I got an update on GDS Link recently, having last written about them in 2010 (see this First Look on GDS Link). Since 2006 they have been helping banks and other credit issuers to build custom, tailored, customer-centric risk applications.
DataView 360, the core product, was designed to address what they regard as the key problem – that of pulling data from lots of sources to push coherent information to a decision engine. With the acquisition of Modellica in 2011 they added a decision engine of their own and they have recently added functionality for building screens and workflows. They currently have just over 40 direct clients globally and hundreds in total thanks to a number of companies that are using the product to deliver solutions to others. While some of these customers only use Dataview 360, GDS Link says that over 3/4 use both DataView 360 and the DataView360 Decision Engine. GDS Link does business in the USA, Europe, Argentina, South Africa, Russia, Turkey and the Philippines – in some cases through partnerships with local credit bureaus. Most of their customers are in financial services, traditional banking and micro-lending are a particular focus, but they also have retail, utilities, leasing and other commercial/merchant services. Focus areas include originations, customer management, fraud and analytics. Three distinct components make up their product set:
- Data access, data aggregation and process flow (DataView 360)
- Decision Engine (DataView360 Decision Engine)
- Case Management and user interfaces
GDS Link helps its clients build very custom solutions – not just configuring templates but something truly unique. While GDS Link builds many of these solutions for customers, customers are also licensing the platform and developing their own solutions.
One core aspect of the product continues to be their data connector library for US credit bureau data, assets and financial data, income verification and id verification, international data sources and more. They offer a pre-built Attribute Set that has 1,000 plus standardized tri-bureau attributes for inquiry, trades, and public records across multiple industries, account types and time periods. They also support the industry standard MISMO variables for mortgage and other lending where the ability to merge credit reports is desirable. Somewhat uniquely the definition of these attributes is completely transparent to clients so they can manage and change them as needed.
The Decision Engine is similar to my last review and supports process or decision flows, segmentation decision trees, policy rules, decision tables or matrices and predictive scorecards. The tools have some improved what if analysis and can be configured to support champion-challenger test and learn set ups.
A new reporting package – Decision Intelligence – has been added. This allows clients to feed in performance data – what happened after the decision – and then integrates this with analysis of the decision execution data collected automatically by the decision engine and stored when data is accessed through the data feeds. Clients can then compare results, check scorecard stability, see what the impact of score overrides was, evaluate population stability and score performance and much more.
Future plans include an optimization capability that will allow constraints to be defined across decisions such as a total marketing budget. Data from previous real transactions will be run through the optimizer to determine what would have been the optimal action in each case and then a decision tree will be generated that mimics these results. This tree can then be deployed to the decision engine to apply the new, optimal approach. They are also doing some work to help clients move from an account and product-centric view to true customer-centric decisions.

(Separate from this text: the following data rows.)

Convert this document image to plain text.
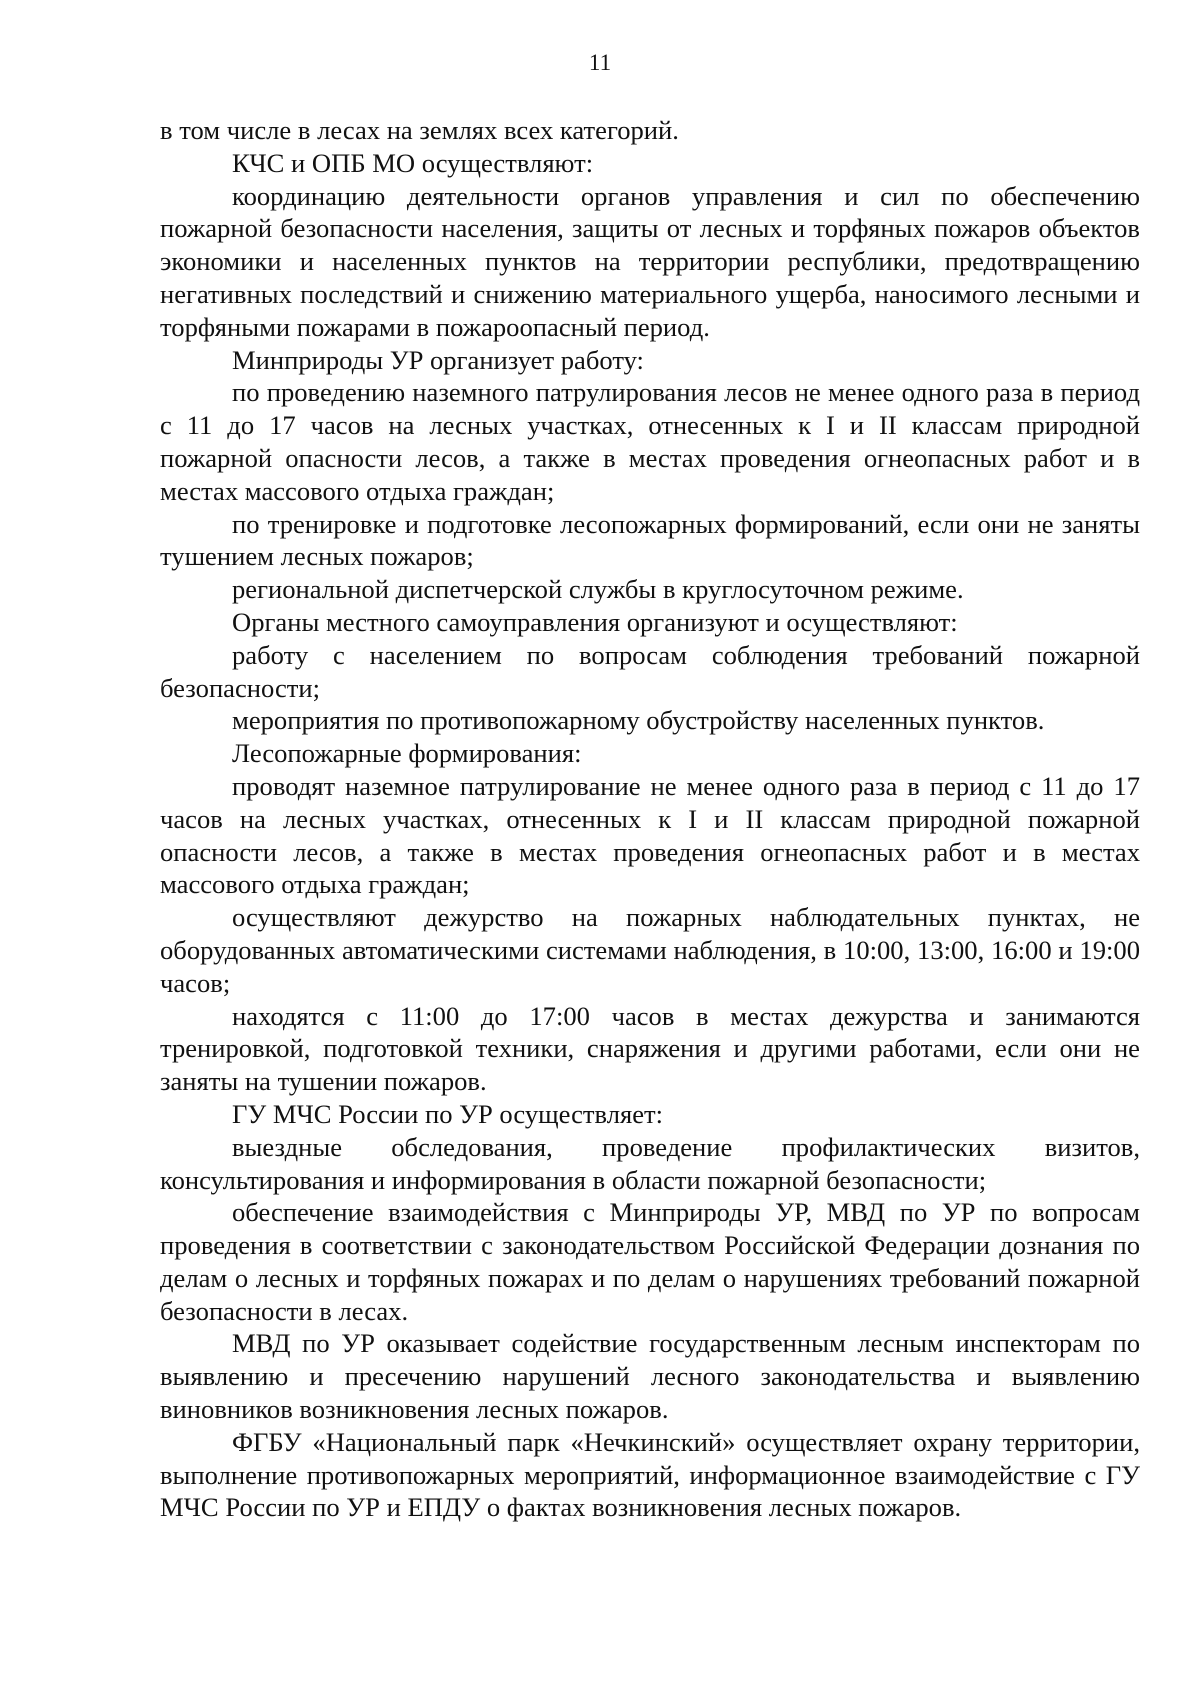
11

в том числе в лесах на землях всех категорий.

КЧС и ОПБ МО осуществляют:

координацию деятельности органов управления и сил по обеспечению пожарной безопасности населения, защиты от лесных и торфяных пожаров объектов экономики и населенных пунктов на территории республики, предотвращению негативных последствий и снижению материального ущерба, наносимого лесными и торфяными пожарами в пожароопасный период.

Минприроды УР организует работу:

по проведению наземного патрулирования лесов не менее одного раза в период с 11 до 17 часов на лесных участках, отнесенных к I и II классам природной пожарной опасности лесов, а также в местах проведения огнеопасных работ и в местах массового отдыха граждан;

по тренировке и подготовке лесопожарных формирований, если они не заняты тушением лесных пожаров;

региональной диспетчерской службы в круглосуточном режиме.

Органы местного самоуправления организуют и осуществляют:

работу с населением по вопросам соблюдения требований пожарной безопасности;

мероприятия по противопожарному обустройству населенных пунктов.

Лесопожарные формирования:

проводят наземное патрулирование не менее одного раза в период с 11 до 17 часов на лесных участках, отнесенных к I и II классам природной пожарной опасности лесов, а также в местах проведения огнеопасных работ и в местах массового отдыха граждан;

осуществляют дежурство на пожарных наблюдательных пунктах, не оборудованных автоматическими системами наблюдения, в 10:00, 13:00, 16:00 и 19:00 часов;

находятся с 11:00 до 17:00 часов в местах дежурства и занимаются тренировкой, подготовкой техники, снаряжения и другими работами, если они не заняты на тушении пожаров.

ГУ МЧС России по УР осуществляет:

выездные обследования, проведение профилактических визитов, консультирования и информирования в области пожарной безопасности;

обеспечение взаимодействия с Минприроды УР, МВД по УР по вопросам проведения в соответствии с законодательством Российской Федерации дознания по делам о лесных и торфяных пожарах и по делам о нарушениях требований пожарной безопасности в лесах.

МВД по УР оказывает содействие государственным лесным инспекторам по выявлению и пресечению нарушений лесного законодательства и выявлению виновников возникновения лесных пожаров.

ФГБУ «Национальный парк «Нечкинский» осуществляет охрану территории, выполнение противопожарных мероприятий, информационное взаимодействие с ГУ МЧС России по УР и ЕПДУ о фактах возникновения лесных пожаров.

The toolset has a nice development sandbox across the tools with unlimited test/offline process flows. These can access live data or previous real data run through for testing (including defining links to live data in the logic and then having the testing environment use the data that had been retrieved previously). Results can be reviewed in Excel and a debug facility allows a client to walk through single transactions. Results can also be integrated into the decision intelligence layer and reviewed using the standard reports defined there.
GDS Link has been more focused on building the analytics involved in these kinds of systems since the acquisition of Modellica – building custom attributes, custom scorecards, doing portfolio analysis and helping with segmentation design. Decision Lab is an internal product acquired with Modellica and this supports analytic modeling, though most customers use existing predictive analytic modeling tools. Models are manual entered into the decision engine.
Once built, applications can be deployed to local or a SaaS environment managed by GDS Link.